O movimento da operação nacional acontece em meio à cisão anunciada pelo comando global da companhia no início de setembro. Após anos de prejuízos e constantes trocas de CEO, a Kraft Heinz anunciou, há poucas semanas, que vai se dividir em duas até o segundo semestre de 2026.
Uma das empresas terá foco mundial, mantendo sob seu guarda-chuva as marcas icônicas como a Heinz, de ketchup e outros molhos, e o cream cheese Philadelphia, entre outras.
Já a outra empresa vai se voltar ao mercado da América do Norte, reunindo rótulos como Oscar Meyer, marca conhecida nos Estados Unidos por suas salsichas para cachorro-quente e embutidos e que teria, segundo especulações do mercado, a JBS como uma das interessadas.
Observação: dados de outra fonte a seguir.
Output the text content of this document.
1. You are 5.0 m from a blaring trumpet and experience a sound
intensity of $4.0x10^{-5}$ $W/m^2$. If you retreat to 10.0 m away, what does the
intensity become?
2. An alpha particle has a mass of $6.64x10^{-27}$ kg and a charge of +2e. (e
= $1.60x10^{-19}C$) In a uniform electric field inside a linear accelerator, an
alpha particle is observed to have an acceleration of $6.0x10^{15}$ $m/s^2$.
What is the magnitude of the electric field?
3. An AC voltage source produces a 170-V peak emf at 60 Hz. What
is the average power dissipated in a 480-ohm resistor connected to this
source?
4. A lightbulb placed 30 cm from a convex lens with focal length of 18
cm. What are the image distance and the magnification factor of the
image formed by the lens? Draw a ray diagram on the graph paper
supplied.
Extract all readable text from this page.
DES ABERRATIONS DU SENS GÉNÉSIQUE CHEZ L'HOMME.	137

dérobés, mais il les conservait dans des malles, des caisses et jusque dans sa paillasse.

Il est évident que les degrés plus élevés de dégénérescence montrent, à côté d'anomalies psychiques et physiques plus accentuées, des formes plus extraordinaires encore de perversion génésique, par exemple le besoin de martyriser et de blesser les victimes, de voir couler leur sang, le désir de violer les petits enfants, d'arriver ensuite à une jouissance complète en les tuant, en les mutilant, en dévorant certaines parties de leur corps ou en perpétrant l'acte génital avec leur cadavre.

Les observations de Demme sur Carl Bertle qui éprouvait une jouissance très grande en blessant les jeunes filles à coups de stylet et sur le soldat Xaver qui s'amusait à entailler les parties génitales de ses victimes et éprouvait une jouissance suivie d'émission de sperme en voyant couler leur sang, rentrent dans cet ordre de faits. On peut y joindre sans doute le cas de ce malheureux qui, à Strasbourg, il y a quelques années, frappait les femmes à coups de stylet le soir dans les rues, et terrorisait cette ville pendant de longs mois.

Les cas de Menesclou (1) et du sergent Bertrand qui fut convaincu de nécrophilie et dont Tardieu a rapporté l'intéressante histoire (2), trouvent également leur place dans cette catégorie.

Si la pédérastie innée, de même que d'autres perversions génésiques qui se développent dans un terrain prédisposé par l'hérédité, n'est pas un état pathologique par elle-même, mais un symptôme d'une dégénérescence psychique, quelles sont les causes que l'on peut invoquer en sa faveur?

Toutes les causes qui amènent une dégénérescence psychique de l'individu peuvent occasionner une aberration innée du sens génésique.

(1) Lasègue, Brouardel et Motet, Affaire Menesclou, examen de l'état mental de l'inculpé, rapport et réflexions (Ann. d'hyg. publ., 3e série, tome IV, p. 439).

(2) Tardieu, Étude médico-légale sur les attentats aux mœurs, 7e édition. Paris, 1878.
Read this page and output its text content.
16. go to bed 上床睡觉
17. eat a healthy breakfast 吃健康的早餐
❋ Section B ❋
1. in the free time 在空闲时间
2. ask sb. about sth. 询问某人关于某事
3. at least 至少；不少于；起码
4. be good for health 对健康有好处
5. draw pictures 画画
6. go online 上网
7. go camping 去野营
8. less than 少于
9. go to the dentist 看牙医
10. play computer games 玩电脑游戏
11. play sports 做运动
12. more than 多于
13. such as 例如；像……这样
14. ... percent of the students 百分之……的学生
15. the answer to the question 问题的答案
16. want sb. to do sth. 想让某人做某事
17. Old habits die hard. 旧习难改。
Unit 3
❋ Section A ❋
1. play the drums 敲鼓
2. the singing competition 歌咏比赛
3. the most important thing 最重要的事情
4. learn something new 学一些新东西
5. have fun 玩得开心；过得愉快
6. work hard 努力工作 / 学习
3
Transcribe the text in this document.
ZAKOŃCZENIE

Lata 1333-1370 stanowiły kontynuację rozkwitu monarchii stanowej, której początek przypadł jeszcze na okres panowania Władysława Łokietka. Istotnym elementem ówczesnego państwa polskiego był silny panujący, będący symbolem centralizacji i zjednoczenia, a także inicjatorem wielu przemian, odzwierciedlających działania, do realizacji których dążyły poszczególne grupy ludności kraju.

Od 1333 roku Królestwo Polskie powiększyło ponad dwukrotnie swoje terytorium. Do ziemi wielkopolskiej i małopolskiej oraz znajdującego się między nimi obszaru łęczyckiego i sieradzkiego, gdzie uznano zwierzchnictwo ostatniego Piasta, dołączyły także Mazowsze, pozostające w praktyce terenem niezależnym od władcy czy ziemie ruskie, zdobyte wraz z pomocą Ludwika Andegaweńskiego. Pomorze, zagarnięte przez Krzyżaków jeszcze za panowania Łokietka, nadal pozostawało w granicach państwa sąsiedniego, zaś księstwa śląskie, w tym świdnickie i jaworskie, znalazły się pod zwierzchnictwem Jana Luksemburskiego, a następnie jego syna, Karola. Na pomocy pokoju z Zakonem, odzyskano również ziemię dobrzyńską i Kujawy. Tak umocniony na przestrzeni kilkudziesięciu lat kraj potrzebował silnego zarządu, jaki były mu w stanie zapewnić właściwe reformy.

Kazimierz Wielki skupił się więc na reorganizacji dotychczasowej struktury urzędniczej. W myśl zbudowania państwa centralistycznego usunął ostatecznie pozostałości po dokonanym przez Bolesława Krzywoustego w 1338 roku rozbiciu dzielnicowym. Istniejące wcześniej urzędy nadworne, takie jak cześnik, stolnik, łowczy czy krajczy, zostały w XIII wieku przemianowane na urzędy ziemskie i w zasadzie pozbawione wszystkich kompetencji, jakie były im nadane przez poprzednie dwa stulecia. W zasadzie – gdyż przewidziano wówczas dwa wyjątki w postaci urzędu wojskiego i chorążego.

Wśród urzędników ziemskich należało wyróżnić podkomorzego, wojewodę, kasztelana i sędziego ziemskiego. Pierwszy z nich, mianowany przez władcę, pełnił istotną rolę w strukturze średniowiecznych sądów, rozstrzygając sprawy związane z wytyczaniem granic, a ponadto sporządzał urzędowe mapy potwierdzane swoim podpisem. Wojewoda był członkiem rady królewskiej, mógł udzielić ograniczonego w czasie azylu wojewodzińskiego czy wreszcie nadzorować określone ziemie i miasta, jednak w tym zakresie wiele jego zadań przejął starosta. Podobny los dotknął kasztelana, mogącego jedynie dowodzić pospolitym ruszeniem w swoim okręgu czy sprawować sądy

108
“De um lado tem a North American Groceries, com marcas centenárias em uma empresa muito rentável, muito geradora de dividendos, só que que não tem um crescimento expressivo e não tem uma presença global. E esse é um perfil de empresa que tem uma necessidade de capex, de especialização e foco”, explica o CEO da empresa no País.
“E do outro lado você tem uma empresa com muitos mercados para crescer, como África do Sul, Argentina, Índia e China, por exemplo”.
Dessa forma, com o redesenho da operação, o Brasil deve ganhar ainda mais protagonismo nos negócios, antecipa Grunkraut. “Nada muda no primeiro momento com o Brasil, só que muitas coisas acontecem. O Brasil, agora, está dentro de uma empresa de faturamento de US$ 15 bilhões. A nossa representatividade como país ganha relevância”, afirma.
A Kraft Heinz não abre os números específicos da operação brasileira, mas o CEO diz que o ano de 2025 tem sido “excepcional” em vendas, desempenho e market shares. “Estamos muito satisfeitos”, diz o CEO.
Os bons resultados da operação brasileira têm sido reconhecidos inclusive pelo quartel-general da empresa nos Estados Unidos, que fica em Chicago, no estado de Illinois.
Listada na Nasdaq, a empresa destacou, em uma apresentação aos investidores, durante a divulgação dos dados do segundo trimestre deste ano, que a expansão das margens da companhia na categoria mercados emergentes – que abrange Brasil e outros países da América Latina – foi impulsionada especialmente pela recuperação da operação brasileira, com crescimento acelerado da marca Heinz e redução de custos.
“Nos últimos dois reports, o Brasil aparece como um dos destaques positivos de crescimento, principalmente com a marca Heinz, na qual temos mais investido, principalmente neste ano", afirma Grunkraut.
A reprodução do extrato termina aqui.